Je luistert naar Jean-Philippe Rameau, Les Fêtes d’Hébé, Revenez, tendre amant, Cyril Costanzo, Les Arts Florissants, William Christie, 2014.
0:00
/
0:00
Start audio now
Dijon
Rameaus
geboortestad Dijon was lange tijd een van de belangrijkste Franse steden. De
Bourgondische hertogen hielden er hof, wat natuurlijk allerhande kunstenaars
aantrok. Ook Hendrik Arnaut van Zwolle woonde er in het midden van de 15e eeuw.
Van Zwolle was de schrijver van het eerste traktaat over de bouw van onder meer
klavecimbels en orgels.
Maar
toen Frankrijk het hertogdom annexeerde, begon voor Dijon een tijd in de luwte.
De herleving kwam er pas tweehonderd jaar later, in de tijd van Lodewijk XIV.

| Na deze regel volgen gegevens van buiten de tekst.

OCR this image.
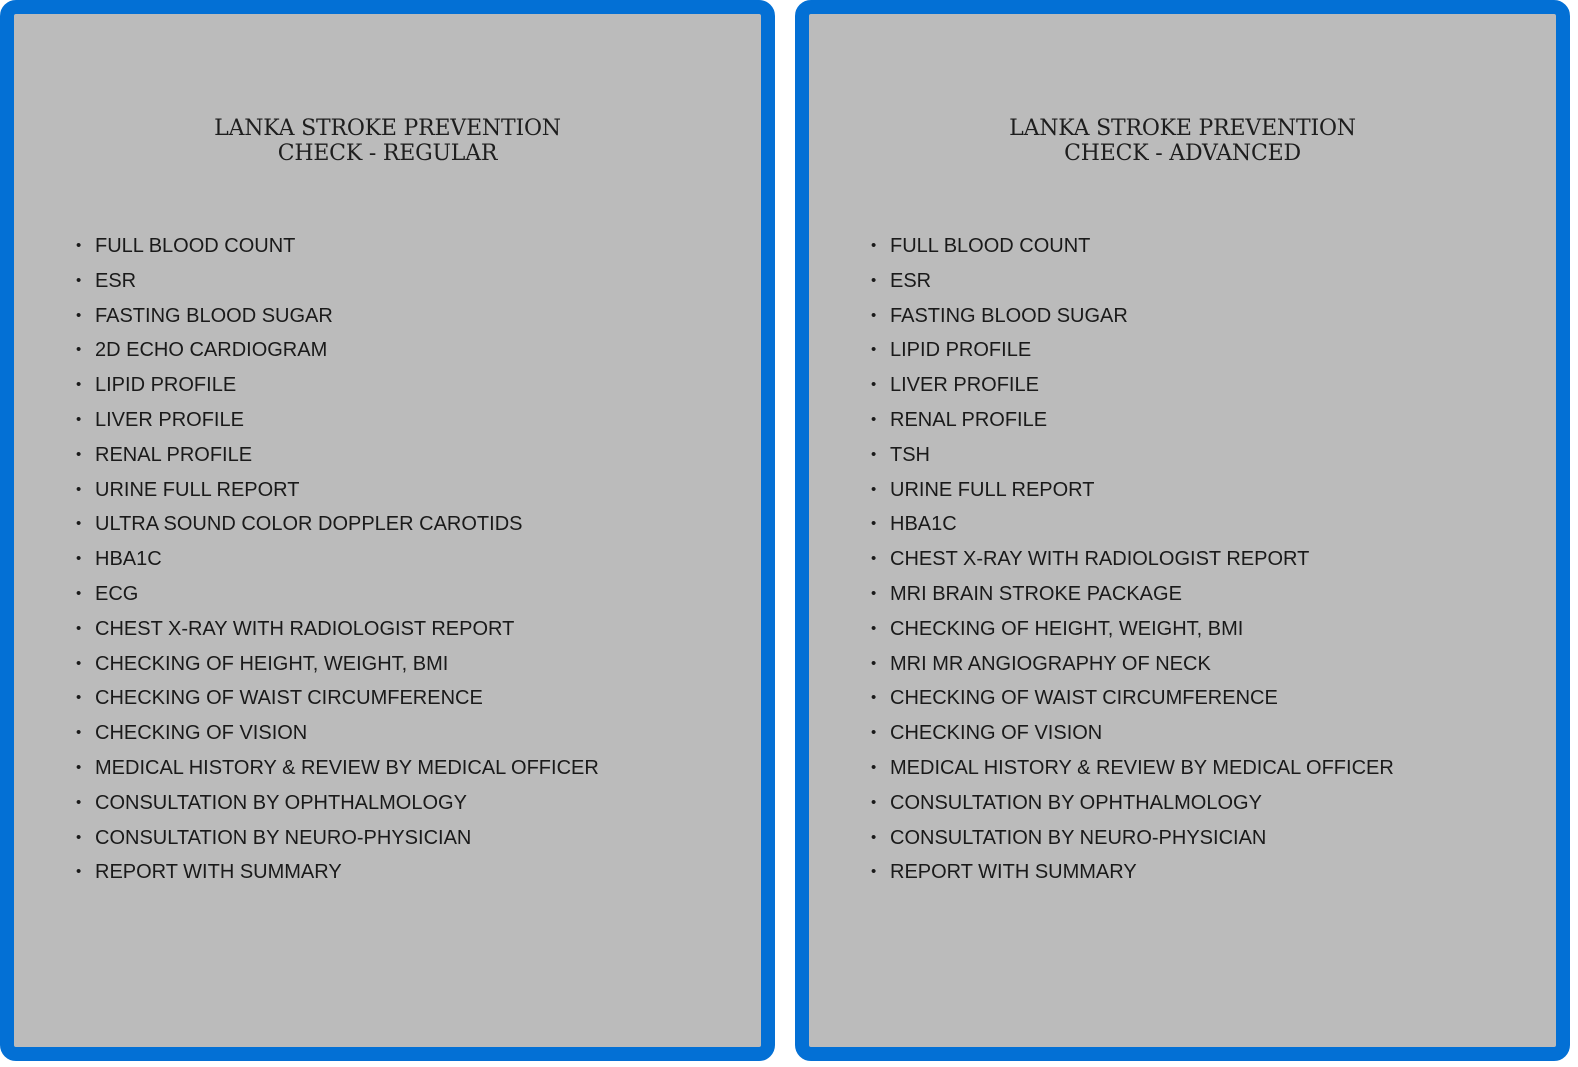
LANKA STROKE PREVENTION
CHECK - REGULAR
• FULL BLOOD COUNT
• ESR
• FASTING BLOOD SUGAR
• 2D ECHO CARDIOGRAM
• LIPID PROFILE
• LIVER PROFILE
• RENAL PROFILE
• URINE FULL REPORT
• ULTRA SOUND COLOR DOPPLER CAROTIDS
• HBA1C
• ECG
• CHEST X-RAY WITH RADIOLOGIST REPORT
• CHECKING OF HEIGHT, WEIGHT, BMI
• CHECKING OF WAIST CIRCUMFERENCE
• CHECKING OF VISION
• MEDICAL HISTORY & REVIEW BY MEDICAL OFFICER
• CONSULTATION BY OPHTHALMOLOGY
• CONSULTATION BY NEURO-PHYSICIAN
• REPORT WITH SUMMARY
LANKA STROKE PREVENTION
CHECK - ADVANCED
• FULL BLOOD COUNT
• ESR
• FASTING BLOOD SUGAR
• LIPID PROFILE
• LIVER PROFILE
• RENAL PROFILE
• TSH
• URINE FULL REPORT
• HBA1C
• CHEST X-RAY WITH RADIOLOGIST REPORT
• MRI BRAIN STROKE PACKAGE
• CHECKING OF HEIGHT, WEIGHT, BMI
• MRI MR ANGIOGRAPHY OF NECK
• CHECKING OF WAIST CIRCUMFERENCE
• CHECKING OF VISION
• MEDICAL HISTORY & REVIEW BY MEDICAL OFFICER
• CONSULTATION BY OPHTHALMOLOGY
• CONSULTATION BY NEURO-PHYSICIAN
• REPORT WITH SUMMARY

Dijon kreeg opnieuw meer economische en culturele relevantie. De familie Rameau
droeg aan het begin van de 18e eeuw in niet geringe mate bij aan het muzikale
klimaat in Dijon. Zeker drie Rameaus waren organist aan verschillende kerken,
en een van die Rameaus stichtte in 1725 de Académie
de Musique.
Je luistert naar Jean-Philippe Rameau, Zoroastre, Ouverture, Les Talens Lyriques, Christophe Rousset, 1997.
0:00
/
0:00
Start audio now
Parijs, Parijs
Parijs
is beter dan ik dacht’, zingt Herman van Veen. Ook Rameau wist dat het in
Parijs beter was. Hij was er als twintiger al geweest, aangetrokken door het
meesterschap van organist Louis Marchand. Rameau logeerde tegenover het
klooster van de Grands Cordeliers, in
de buurt van de kerk waar Marchand organist was. Hij volgde Marchand op als
organist aan het Collège Louis-le-Grand.
Maar
pas vanaf zijn definitief terugkeren naar Parijs in 1722 deed de stad voor hem
ook wat hij ervan verwachtte: klappen op vuurpijlen geven. Om het als
getalenteerde musicus te maken in Parijs was alles voorhanden. Musici,
instellingen, toneelhuizen, operahuizen, mecenassen, instrumentenbouwers,
uitgevers … Precies omwille van het contact met zijn uitgever, ten tijde van de
Traité de l’harmonie, was Rameau naar
Parijs gekomen. Om er vervolgens nooit meer weg te gaan.
In
Frankrijk ging koninklijke macht gepaard met centralisme op politiek,
administratief en cultureel gebied. Alles vertrok en eindigde bij de koning. In
dat opbouwen van koninklijke macht speelden kunst en muziek een grote rol. In
Parijs en in Versailles kwamen de grootste talenten samen, om het koninklijke
hof van dienst te zijn. Dat koninklijk hof was heel groot, want van veel
adellijken werd verwacht dat zij ook letterlijk dicht bij de koning woonden.
Het
verschil met ‘de provincies’ werd steeds groter. Je kan zeggen dat aan het
begin van de 18e eeuw, op een moment dat Rameau in verschillende Franse steden
als organist fungeert, het algemene muzikale niveau er in verval was. Misschien
is dat wel de verklaring waarom Rameau geen noemenswaardige wapenfeiten wist te
plegen, zolang hij niet in Parijs was.
Dat
Rameau zoveel aandacht had voor het genre acte
de ballet (en andere dans-gerelateerde vormen) kwam in het Frankrijk van de
18e eeuw uiteraard niet uit de lucht gevallen. In de vorige eeuw had de jonge
Lodewijk XIV luit, klavecimbel en gitaar leren spelen, maar zijn interesse ging
vooral uit naar de dans. Dat leidde in 1661 tot de oprichting van de Académie
Royale de Danse. Ook voor muziek kwam er zo’n Académie, zoals ook voor andere
disciplines. De Académie Royale de Musique was erop gericht de muziek van
monopolist Lully te promoten.
Niet
alle dansmuziek was bedoeld om op te dansen. Klaviersuites zoals van Rameau, en
natuurlijk ook van Bach, bevatten gestileerde dansen, bedoeld om naar te
luisteren. Het is wel mogelijk dat je er niet bij stil kan blijven zitten.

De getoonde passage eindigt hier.